The UK’s planned new customs system is making good progress but may not ready by the time Britain leaves the EU if the UK also leaves the EU customs union in 2019, the National Audit Office (NAO) has warned.

Publishing its report yesterday on the progress of the Customs Declaration Service (CDS) programme, the NAO highlighted the risks and issues that the UK revenue and customs body HMRC is managing ahead of the planned implementation of the new service by January 2019.

The NAO stressed that HMRC had started its programme before the UK voted to leave the EU in June 2016, and before the government committed to seeking a new customs arrangement from March 2019. HMRC in 2013-14 started its plans to replace its customs system, known as CHIEF, with CDS following changes to EU legislation which would have been costly and difficult to make on its ageing technology. The CDS programme is one of 15 major programmes in HMRC’s wider transformation portfolio, the NAO noted.

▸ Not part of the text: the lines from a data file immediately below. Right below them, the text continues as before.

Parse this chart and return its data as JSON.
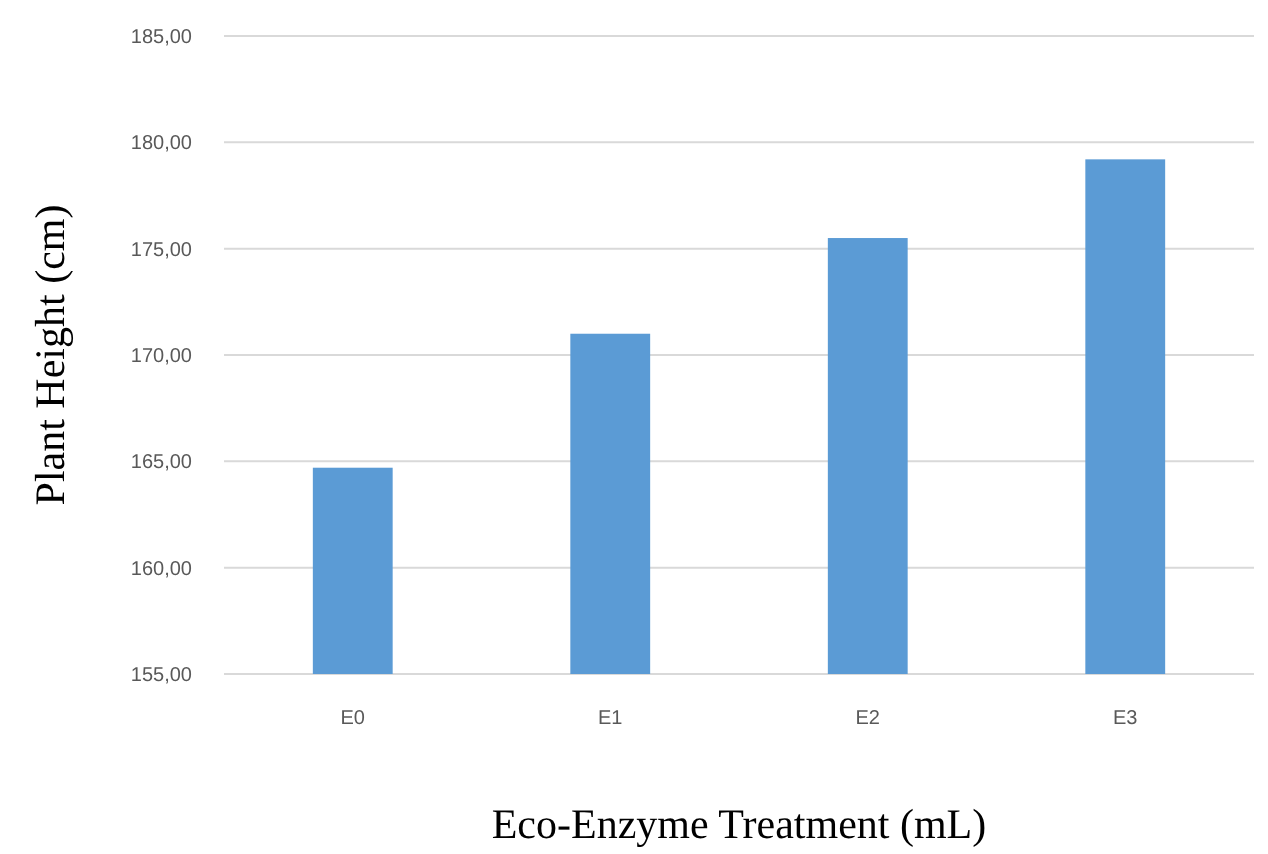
{
  "chart_data": {
    "type": "bar",
    "xlabel": "Eco-Enzyme Treatment (mL)",
    "ylabel": "Plant Height (cm)",
    "categories": [
      "E0",
      "E1",
      "E2",
      "E3"
    ],
    "values": [
      164.7,
      171.0,
      175.5,
      179.2
    ],
    "color": "#5b9bd5",
    "ylim": [
      155,
      185
    ],
    "yticks": [
      {
        "value": 155,
        "label": "155,00"
      },
      {
        "value": 160,
        "label": "160,00"
      },
      {
        "value": 165,
        "label": "165,00"
      },
      {
        "value": 170,
        "label": "170,00"
      },
      {
        "value": 175,
        "label": "175,00"
      },
      {
        "value": 180,
        "label": "180,00"
      },
      {
        "value": 185,
        "label": "185,00"
      }
    ],
    "grid": "y"
  }
}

Highlighting the importance of the system, the NAO pointed out that CHIEF collects around £34 billion in tax and duty on imports from countries outside the EU each year and in 2015-16, it processed around 55 million import and export customs declarations. And in 2015 nearly £700 billion of goods crossed the UK’s international border.

“The continued smooth operation of these crossing is critical to the UK economy,” the reports stressed.

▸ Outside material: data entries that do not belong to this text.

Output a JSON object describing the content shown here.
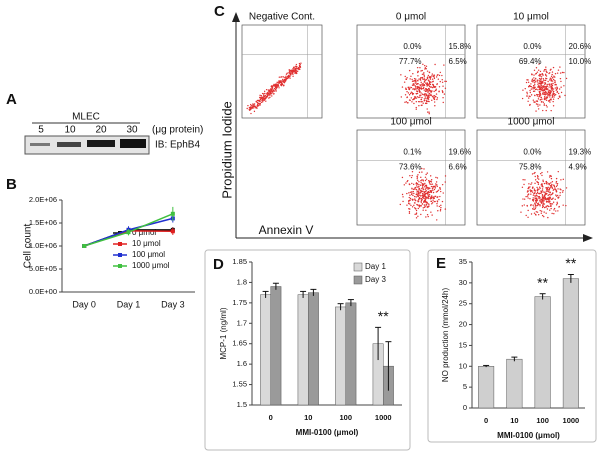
{
  "panel_a": {
    "label": "A",
    "cell_line": "MLEC",
    "lanes": [
      "5",
      "10",
      "20",
      "30"
    ],
    "unit": "(μg protein)",
    "blot_label": "IB: EphB4"
  },
  "panel_c": {
    "label": "C",
    "y_axis_label": "Propidium Iodide",
    "x_axis_label": "Annexin V",
    "plots": [
      {
        "title": "Negative Cont."
      },
      {
        "title": "0 μmol",
        "quadrants": [
          "0.0%",
          "15.8%",
          "77.7%",
          "6.5%"
        ]
      },
      {
        "title": "10 μmol",
        "quadrants": [
          "0.0%",
          "20.6%",
          "69.4%",
          "10.0%"
        ]
      },
      {
        "title": "100 μmol",
        "quadrants": [
          "0.1%",
          "19.6%",
          "73.6%",
          "6.6%"
        ]
      },
      {
        "title": "1000 μmol",
        "quadrants": [
          "0.0%",
          "19.3%",
          "75.8%",
          "4.9%"
        ]
      }
    ]
  },
  "chart_data": [
    {
      "type": "line",
      "label": "B",
      "y_label": "Cell count",
      "categories": [
        "Day 0",
        "Day 1",
        "Day 3"
      ],
      "ylim": [
        0,
        2000000
      ],
      "yticks": [
        {
          "value": 0,
          "label": "0.0E+00"
        },
        {
          "value": 500000,
          "label": "5.0E+05"
        },
        {
          "value": 1000000,
          "label": "1.0E+06"
        },
        {
          "value": 1500000,
          "label": "1.5E+06"
        },
        {
          "value": 2000000,
          "label": "2.0E+06"
        }
      ],
      "series": [
        {
          "name": "0 μmol",
          "color": "#111111",
          "values": [
            1000000,
            1350000,
            1350000
          ],
          "errors": [
            20000,
            50000,
            60000
          ]
        },
        {
          "name": "10 μmol",
          "color": "#e02020",
          "values": [
            1000000,
            1330000,
            1320000
          ],
          "errors": [
            20000,
            60000,
            80000
          ]
        },
        {
          "name": "100 μmol",
          "color": "#2030d0",
          "values": [
            1000000,
            1350000,
            1600000
          ],
          "errors": [
            20000,
            80000,
            90000
          ]
        },
        {
          "name": "1000 μmol",
          "color": "#40c040",
          "values": [
            1000000,
            1300000,
            1700000
          ],
          "errors": [
            20000,
            70000,
            150000
          ]
        }
      ]
    },
    {
      "type": "bar",
      "label": "D",
      "y_label": "MCP-1 (ng/ml)",
      "x_label": "MMI-0100 (μmol)",
      "categories": [
        "0",
        "10",
        "100",
        "1000"
      ],
      "ylim": [
        1.5,
        1.85
      ],
      "yticks": [
        1.5,
        1.55,
        1.6,
        1.65,
        1.7,
        1.75,
        1.8,
        1.85
      ],
      "annotations": [
        "**"
      ],
      "series": [
        {
          "name": "Day 1",
          "color": "#d9d9d9",
          "values": [
            1.77,
            1.77,
            1.74,
            1.65
          ],
          "errors": [
            0.008,
            0.008,
            0.008,
            0.04
          ]
        },
        {
          "name": "Day 3",
          "color": "#9a9a9a",
          "values": [
            1.79,
            1.775,
            1.75,
            1.595
          ],
          "errors": [
            0.008,
            0.008,
            0.008,
            0.06
          ]
        }
      ]
    },
    {
      "type": "bar",
      "label": "E",
      "y_label": "NO production (mmol/24h)",
      "x_label": "MMI-0100 (μmol)",
      "categories": [
        "0",
        "10",
        "100",
        "1000"
      ],
      "ylim": [
        0,
        35
      ],
      "yticks": [
        0,
        5,
        10,
        15,
        20,
        25,
        30,
        35
      ],
      "annotations": [
        "**",
        "**"
      ],
      "color": "#cfcfcf",
      "values": [
        10,
        11.7,
        26.7,
        31
      ],
      "errors": [
        0.2,
        0.5,
        0.7,
        1.0
      ]
    }
  ]
}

It added: “HMRC has made progress in designing and developing the new Customs Declaration Service; however there is still a significant amount of work to complete, and there is a risk that HMRC will not have the full functionality and scope of CDS in place by March 2019 when the UK plans to leave the EU.

“HMRC recognises this risk. Particular risks to programme delivery include: the time contingency available to HMRC; the technical challenge of integrating the different elements of the CDS system; the potential increase in volumes following the UK’s decision to leave the EU; stakeholder engagement and transition planning; the programme management approach adopted; resource gaps; and potential for additional costs.”

The report said HMRC’s CDS programme was also currently “operating with some uncertainty due to the unknown outcome of the UK-EU negotiations, and no changes have yet been made to the scope of the CDS programme following the UK’s decision to leave the EU”.

It added: “Any changes to the new system requirements made shortly before the planned implementation date would increase the risk of additional cost or delay to the programme. While HMRC is working to manage the risks and issues, and is developing contingency plans, wider government must choose now whether it needs to do more to help HMRC to mitigate the risk of the system being needed, but not ready in time.”

Amyas Morse, head of the National Audit Office, commented: “HMRC has made progress in developing the new customs system, which was part of its existing programme, but it may need to be ready much earlier than originally planned if there is no agreement extending timescales on the transition to any new customs arrangements. Customs problems have obvious implications for the flow of goods in and out of the UK, so government as a whole needs to decide whether the extra cost and effort of getting a working system in place for day one is an insurance premium worth paying.”

The NAO said HMRC’s current estimate of the maximum number of customs declarations per year after March 2019 – based on current levels of UK-EU trade and subject to the new customs arrangement negotiated with the EU – was for around a 200 million increase on the 55 million existing declarations each year. HMRC estimates that around 180,000 traders will have to make customs declarations for the first time under the new system, assuming the UK leaves the EU customs union. This is in addition to the 141,000 traders who currently make customs declarations for trade outside the EU.